Jorge, vindo do Rio Grande do Norte, chegou em São Paulo para trabalhar num bar, tornou-se um garçom risonho, torcedor do Palmeiras, com quem muitos tiravam brincadeira, o Dr. Valadares, cliente antigo, se encostava na mesa isolada do canto, embaixo da TV, pedia um uísque, dizia alto para Jorge, teu Palmeiras vai mal, hein?!, Jorge atirava o pano da limpeza no ombro, resmungava, dizer isso é até um pecado, Jorge morava num quarto nos fundos do bar (a cama, a mesinha com a foto da noiva e um rádio-relógio), a roupa ele mesmo lavava no tanque rachado do quintal, o que Jorge ganhava mandava para a noiva juntar para o casamento, às vezes lembrava-se das praias brancas de Natal, mas dizia que queria se casar em São Paulo, já estou acostumado aqui, uma noite Tadeu, o dono do bar, depois que Jorge, parando de recolher as cadeiras, conversou durante cinco minutos com o último cliente, grampeou com firmeza as notas dos pedidos, disse que Jorge estava ficando muito preguiçoso, Jorge franziu a testa, dizer isso é até um pecado, Tadeu voltou a dar pancadas no grampeador, deixa de papo, você é só aí conversando, Jorge passou o pano na mesa, socou o guardanapo usado no copo com um resto de cerveja, nada disso, eu dou é atenção pro povo, Tadeu empurrou as notas com o grampeador na gaveta, puxou a caneta da orelha, é só conversando, caralho!, Jorge no quarto arrumou as roupas, na tarde seguinte pediu as contas e, dois dias depois, foi embora, Dr.
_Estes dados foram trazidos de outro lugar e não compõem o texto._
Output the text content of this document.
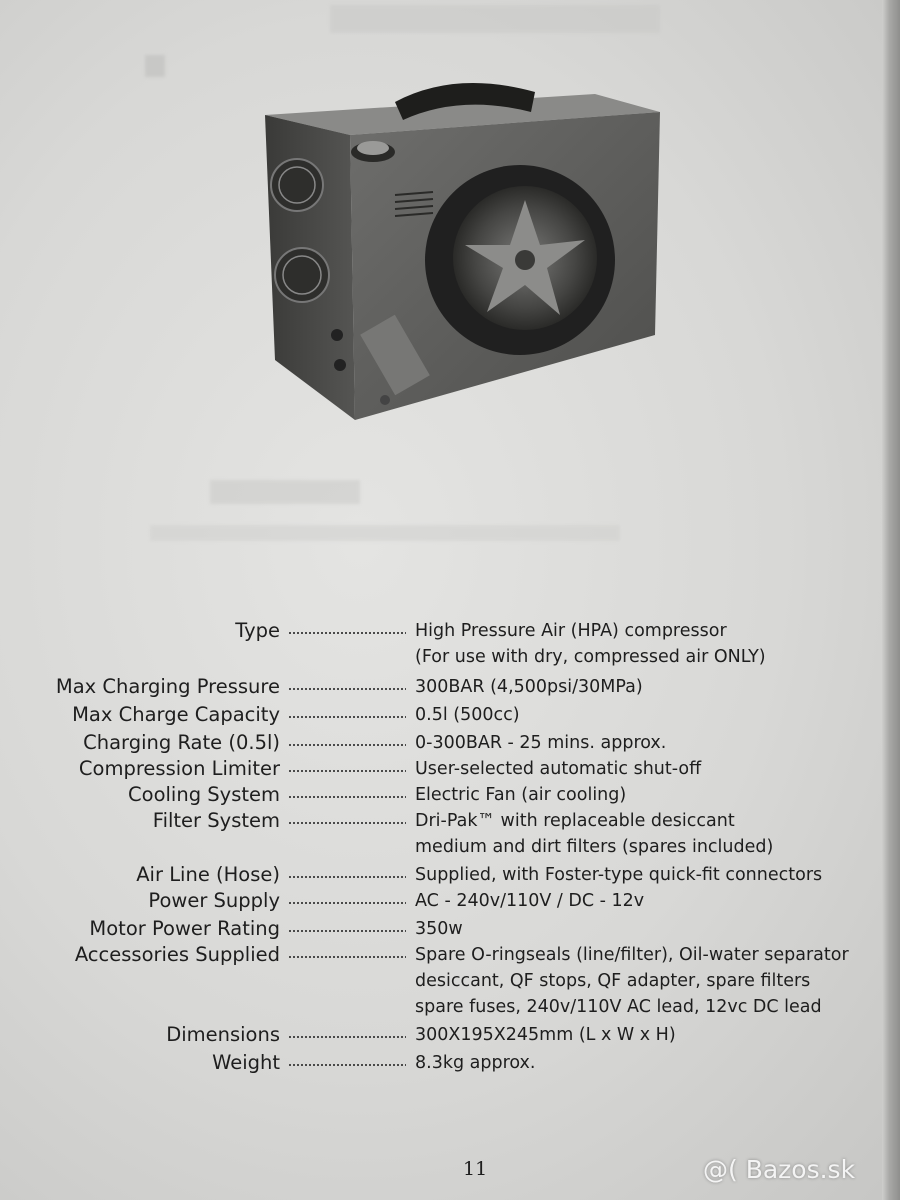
Type	High Pressure Air (HPA) compressor
(For use with dry, compressed air ONLY)
Max Charging Pressure	300BAR (4,500psi/30MPa)
Max Charge Capacity	0.5l (500cc)
Charging Rate (0.5l)	0-300BAR - 25 mins. approx.
Compression Limiter	User-selected automatic shut-off
Cooling System	Electric Fan (air cooling)
Filter System	Dri-Pak™ with replaceable desiccant
medium and dirt filters (spares included)
Air Line (Hose)	Supplied, with Foster-type quick-fit connectors
Power Supply	AC - 240v/110V / DC - 12v
Motor Power Rating	350w
Accessories Supplied	Spare O-ringseals (line/filter), Oil-water separator
desiccant, QF stops, QF adapter, spare filters
spare fuses, 240v/110V AC lead, 12vc DC lead
Dimensions	300X195X245mm (L x W x H)
Weight	8.3kg approx.
11	@( Bazos.sk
Valadares chegou no bar no sábado, chamou o uísque de costume, o novo garçom veio, limpou-lhe a mesa, trouxe a bebida, Valadares tomou uma, duas, três doses, na quarta virou-se para Tadeu, ô Tadeu, e o Jorge?!, Tadeu sorrindo pôs a mão do lado, escondendo-a para que nenhum cliente notasse, e fez um gesto indicando que Jorge tinha voado, Valadares também sorriu e perguntou baixo, passarinho?, Tadeu respondeu, é, passarinho, Valadares então passou a mão na toalha, voltou-se para o novo garçom, um mineiro de Pouso Alegre, e disse, a Lusa amanhã leva, hum?!, o garçom sorriu e olhou para a rua, onde uma chuva fina começava a cair.

Rinaldo de Fernandes

É escritor e professor de literatura da Universidade Federal da Paraíba. Autor de O perfume de Roberta, entre outros.